Si sacáis lo que hay dentro de vosotros,
aquello que saquéis os salvará.
Si no sacáis lo que hay dentro de vosotros,
aquello que no saquéis os destruirá.
Jesús de Nazaret, Evangelio de Tomás
Esto sí que no me lo habría imaginado. Yo tenía otro plan completamente diferente. Aun así, debí haberlo intuido. En la vida, la mayoría de las cosas no salen como uno las había planeado y habría sido fácil llegar a la conclusión de que después de la muerte no iba a ser diferente. Sea como fuere, fue algo inoportuno pasar a mejor vida justo hoy. No estaba listo. Todavía me quedaba pendiente alguna cosilla que me habría gustado dejar resuelta. Por si fuera poco, la fastidiosa luz al final del túnel me deslumbraba como el faro de Alejandría al yate de Ptolomeo.
El libro tibetano de los muertos cuenta que la probabilidad de alcanzar la iluminación, es decir, la posibilidad de escapar del ciclo eterno de la reencarnación de una vez por todas es mayor durante el periodo inmediatamente posterior a la muerte. Justo en ese momento en el que te deslumbra la luz. Después, la dificultad de alcanzar el nirvana y abandonar este estado intermedio, en el que yo mismo me encontraba, crece de manera exponencial. Yendo al grano: se me pasó la salida. Tampoco había ningún cartel que dijese «Por aquí a la iluminación». Al final resultó mejor así, pues si hubiese habido iluminación, no habría libro. A los lectores que deseen ser iluminados sin dilaciones durante el deslumbramiento, les recomiendo que practiquen phowa y que busquen ustedes mismos en Google qué es y cómo funciona.

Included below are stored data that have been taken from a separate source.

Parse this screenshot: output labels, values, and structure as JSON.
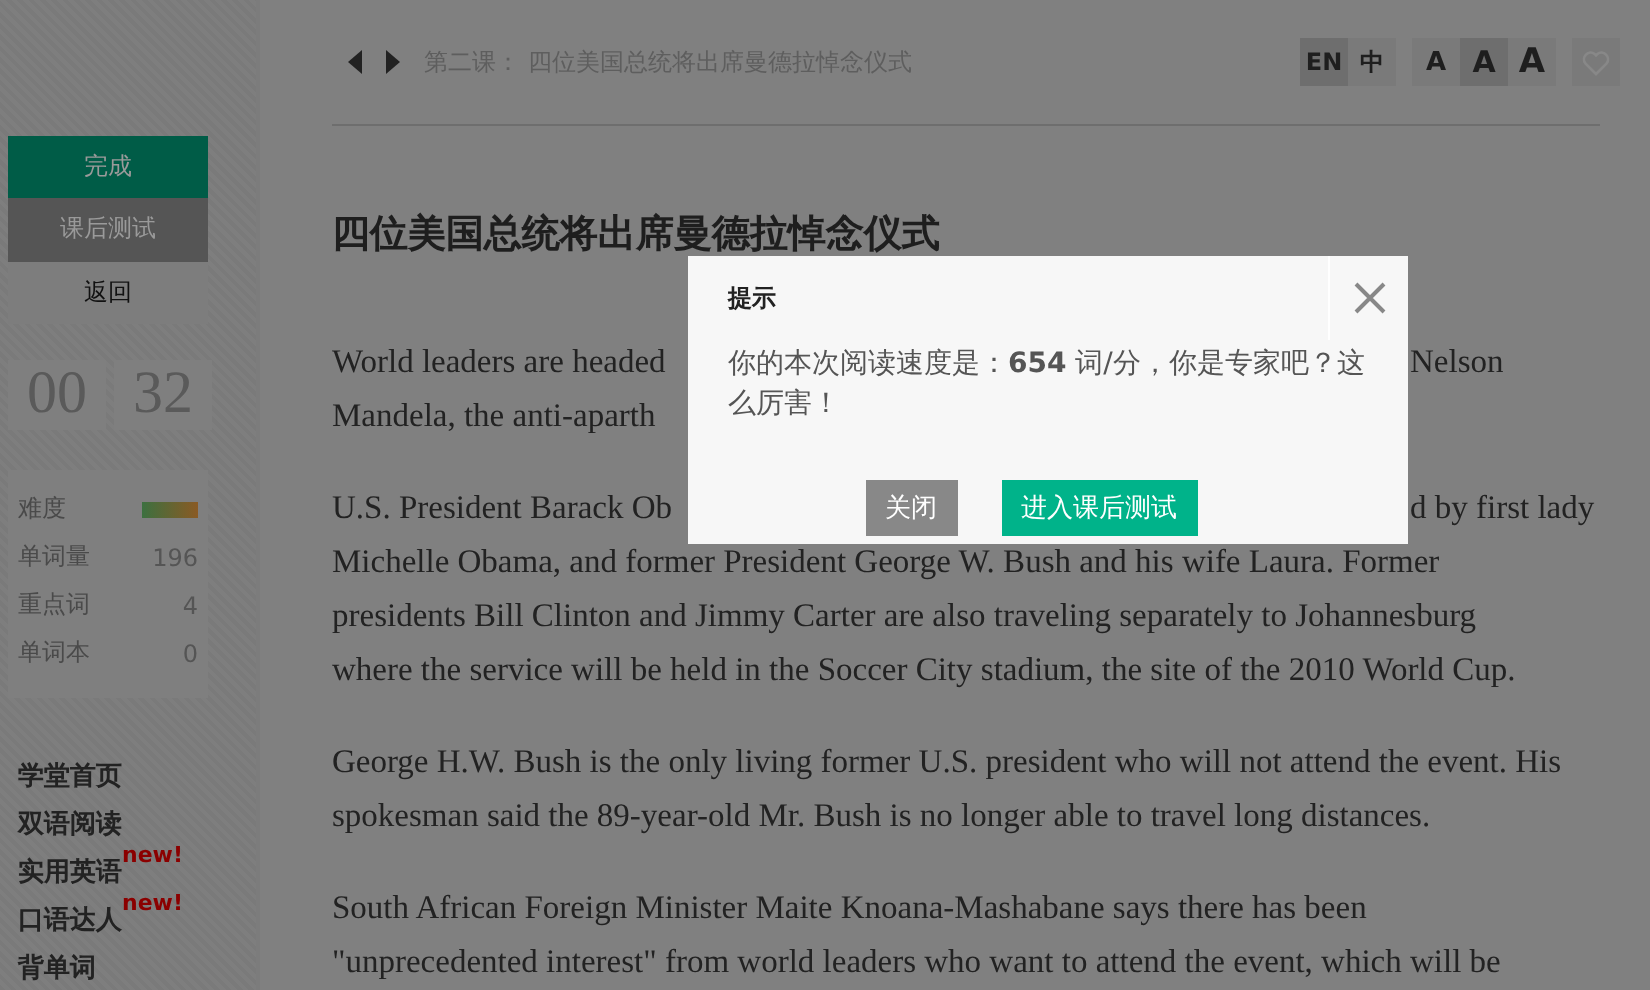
{
  "sidebar": {
    "actions": [
      {
        "label": "完成",
        "kind": "primary"
      },
      {
        "label": "课后测试",
        "kind": "secondary"
      },
      {
        "label": "返回",
        "kind": "plain"
      }
    ],
    "timer": [
      "00",
      "32"
    ],
    "stats": [
      {
        "label": "难度",
        "kind": "bar"
      },
      {
        "label": "单词量",
        "value": "196",
        "kind": "number"
      },
      {
        "label": "重点词",
        "value": "4",
        "kind": "number"
      },
      {
        "label": "单词本",
        "value": "0",
        "kind": "number"
      }
    ],
    "nav": [
      {
        "label": "学堂首页"
      },
      {
        "label": "双语阅读"
      },
      {
        "label": "实用英语",
        "badge": "new!"
      },
      {
        "label": "口语达人",
        "badge": "new!"
      },
      {
        "label": "背单词"
      }
    ]
  },
  "toolbar": {
    "lesson": "第二课：",
    "title": "四位美国总统将出席曼德拉悼念仪式",
    "languages": [
      {
        "label": "EN",
        "selected": true
      },
      {
        "label": "中",
        "selected": false
      }
    ],
    "font_sizes": [
      {
        "label": "A",
        "selected": false
      },
      {
        "label": "A",
        "selected": true
      },
      {
        "label": "A",
        "selected": false
      }
    ],
    "favorite": {
      "liked": false
    }
  },
  "article": {
    "title": "四位美国总统将出席曼德拉悼念仪式",
    "paragraphs": [
      [
        [
          "World leaders are headed",
          "Nelson"
        ],
        [
          "Mandela, the anti-aparth"
        ]
      ],
      [
        [
          "U.S. President Barack Ob",
          "d by first lady"
        ],
        [
          "Michelle Obama, and former President George W. Bush and his wife Laura. Former"
        ],
        [
          "presidents Bill Clinton and Jimmy Carter are also traveling separately to Johannesburg"
        ],
        [
          "where the service will be held in the Soccer City stadium, the site of the 2010 World Cup."
        ]
      ],
      [
        [
          "George H.W. Bush is the only living former U.S. president who will not attend the event. His"
        ],
        [
          "spokesman said the 89-year-old Mr. Bush is no longer able to travel long distances."
        ]
      ],
      [
        [
          "South African Foreign Minister Maite Knoana-Mashabane says there has been"
        ],
        [
          "\"unprecedented interest\" from world leaders who want to attend the event, which will be"
        ]
      ]
    ]
  },
  "dialog": {
    "title": "提示",
    "message": "你的本次阅读速度是：**654** 词/分，你是专家吧？这么厉害！",
    "buttons": [
      {
        "label": "关闭",
        "kind": "close"
      },
      {
        "label": "进入课后测试",
        "kind": "primary"
      }
    ]
  }
}
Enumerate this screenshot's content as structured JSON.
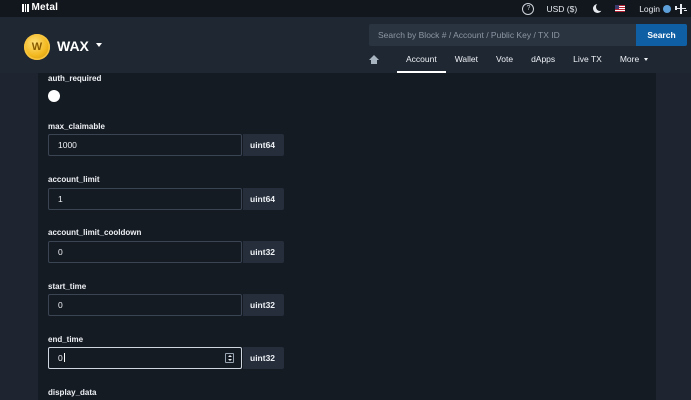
{
  "topbar": {
    "brand": "Metal",
    "currency": "USD ($)",
    "login": "Login"
  },
  "header": {
    "network": "WAX",
    "search": {
      "placeholder": "Search by Block # / Account / Public Key / TX ID",
      "button_label": "Search"
    },
    "nav": [
      "Account",
      "Wallet",
      "Vote",
      "dApps",
      "Live TX",
      "More"
    ],
    "active_nav": "Account"
  },
  "form": {
    "fields": [
      {
        "label": "auth_required",
        "kind": "toggle"
      },
      {
        "label": "max_claimable",
        "value": "1000",
        "type": "uint64"
      },
      {
        "label": "account_limit",
        "value": "1",
        "type": "uint64"
      },
      {
        "label": "account_limit_cooldown",
        "value": "0",
        "type": "uint32"
      },
      {
        "label": "start_time",
        "value": "0",
        "type": "uint32"
      },
      {
        "label": "end_time",
        "value": "0",
        "type": "uint32",
        "focused": true
      },
      {
        "label": "display_data"
      }
    ]
  },
  "colors": {
    "accent": "#0e5fa4",
    "background": "#1e2530",
    "panel": "#151b23",
    "wax_gold": "#f2b81f"
  }
}
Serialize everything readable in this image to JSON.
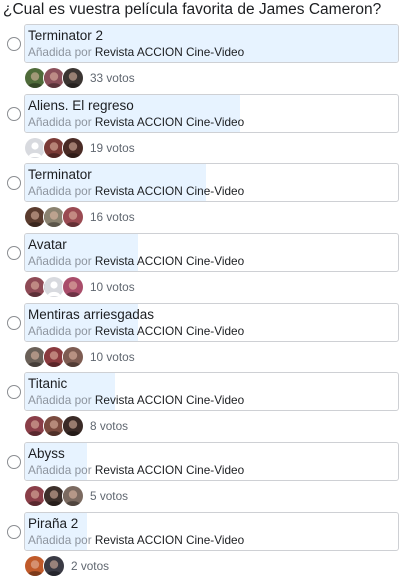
{
  "poll": {
    "question": "¿Cual es vuestra película favorita de James Cameron?",
    "added_prefix": "Añadida por",
    "colors": {
      "fill": "#e7f3ff",
      "border": "#ced0d4",
      "radio": "#8a8d91"
    },
    "options": [
      {
        "title": "Terminator 2",
        "author": "Revista ACCION Cine-Video",
        "votes_label": "33 votos",
        "votes": 33,
        "share": 1.0,
        "avatars": [
          {
            "icon": "avatar-photo",
            "color": "#4f6b3a"
          },
          {
            "icon": "avatar-photo",
            "color": "#8a4f5a"
          },
          {
            "icon": "avatar-photo",
            "color": "#3b3532"
          }
        ]
      },
      {
        "title": "Aliens. El regreso",
        "author": "Revista ACCION Cine-Video",
        "votes_label": "19 votos",
        "votes": 19,
        "share": 0.576,
        "avatars": [
          {
            "icon": "default-avatar",
            "color": "#d8dadf"
          },
          {
            "icon": "avatar-photo",
            "color": "#7a3a36"
          },
          {
            "icon": "avatar-photo",
            "color": "#4a2b25"
          }
        ]
      },
      {
        "title": "Terminator",
        "author": "Revista ACCION Cine-Video",
        "votes_label": "16 votos",
        "votes": 16,
        "share": 0.485,
        "avatars": [
          {
            "icon": "avatar-photo",
            "color": "#5a3b2e"
          },
          {
            "icon": "avatar-photo",
            "color": "#8a8270"
          },
          {
            "icon": "avatar-photo",
            "color": "#9a4a52"
          }
        ]
      },
      {
        "title": "Avatar",
        "author": "Revista ACCION Cine-Video",
        "votes_label": "10 votos",
        "votes": 10,
        "share": 0.303,
        "avatars": [
          {
            "icon": "avatar-photo",
            "color": "#8e4a55"
          },
          {
            "icon": "default-avatar",
            "color": "#d8dadf"
          },
          {
            "icon": "avatar-photo",
            "color": "#a94d6a"
          }
        ]
      },
      {
        "title": "Mentiras arriesgadas",
        "author": "Revista ACCION Cine-Video",
        "votes_label": "10 votos",
        "votes": 10,
        "share": 0.303,
        "avatars": [
          {
            "icon": "avatar-photo",
            "color": "#6a6058"
          },
          {
            "icon": "avatar-photo",
            "color": "#8a3a3e"
          },
          {
            "icon": "avatar-photo",
            "color": "#7e5c52"
          }
        ]
      },
      {
        "title": "Titanic",
        "author": "Revista ACCION Cine-Video",
        "votes_label": "8 votos",
        "votes": 8,
        "share": 0.242,
        "avatars": [
          {
            "icon": "avatar-photo",
            "color": "#8a3e48"
          },
          {
            "icon": "avatar-photo",
            "color": "#7a4a3e"
          },
          {
            "icon": "avatar-photo",
            "color": "#3a2a26"
          }
        ]
      },
      {
        "title": "Abyss",
        "author": "Revista ACCION Cine-Video",
        "votes_label": "5 votos",
        "votes": 5,
        "share": 0.152,
        "avatars": [
          {
            "icon": "avatar-photo",
            "color": "#8a3e48"
          },
          {
            "icon": "avatar-photo",
            "color": "#3c2f2a"
          },
          {
            "icon": "avatar-photo",
            "color": "#7b6a60"
          }
        ]
      },
      {
        "title": "Piraña 2",
        "author": "Revista ACCION Cine-Video",
        "votes_label": "2 votos",
        "votes": 2,
        "share": 0.061,
        "avatars": [
          {
            "icon": "avatar-photo",
            "color": "#c05a2a"
          },
          {
            "icon": "avatar-photo",
            "color": "#3a3a44"
          }
        ]
      }
    ]
  }
}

Como les decía, no estaba para nada de acuerdo con el momento de mi fallecimiento. Tal vez tenía algo que ver con esa lista de cosas que hacer antes de morir que pasea consigo la gente de ahora. En su mayoría, algo así como «algún día seré rico..., emprenderé..., triunfaré..., daré la vuelta al mundo..., empezaré a escribir un libro... etc., etc.» Si me permiten, queridos lectores y lectoras, un consejo bienintencionado de recién fallecido: atrévanse ahora, pues el día de mañana no existe. En algún momento, todos estiramos la pata. Así que carpe diem, mens sana in Campari Soda y esas cosas.
Sobre el tema «algún día...» se me ocurre además un chiste.
Esto es un matrimonio de ancianos que va al juez para divorciarse. El juez le pregunta al hombre:
—¿Qué edad tiene usted?
—Noventa y ocho —responde el hombre.
—¿Y su esposa?
—Noventa y cinco.
—A su edad, ¿a santo de qué quieren divorciarse? —pregunta el juez.
—Pues, ¿sabe?, queríamos esperar a que falleciesen nuestros hijos.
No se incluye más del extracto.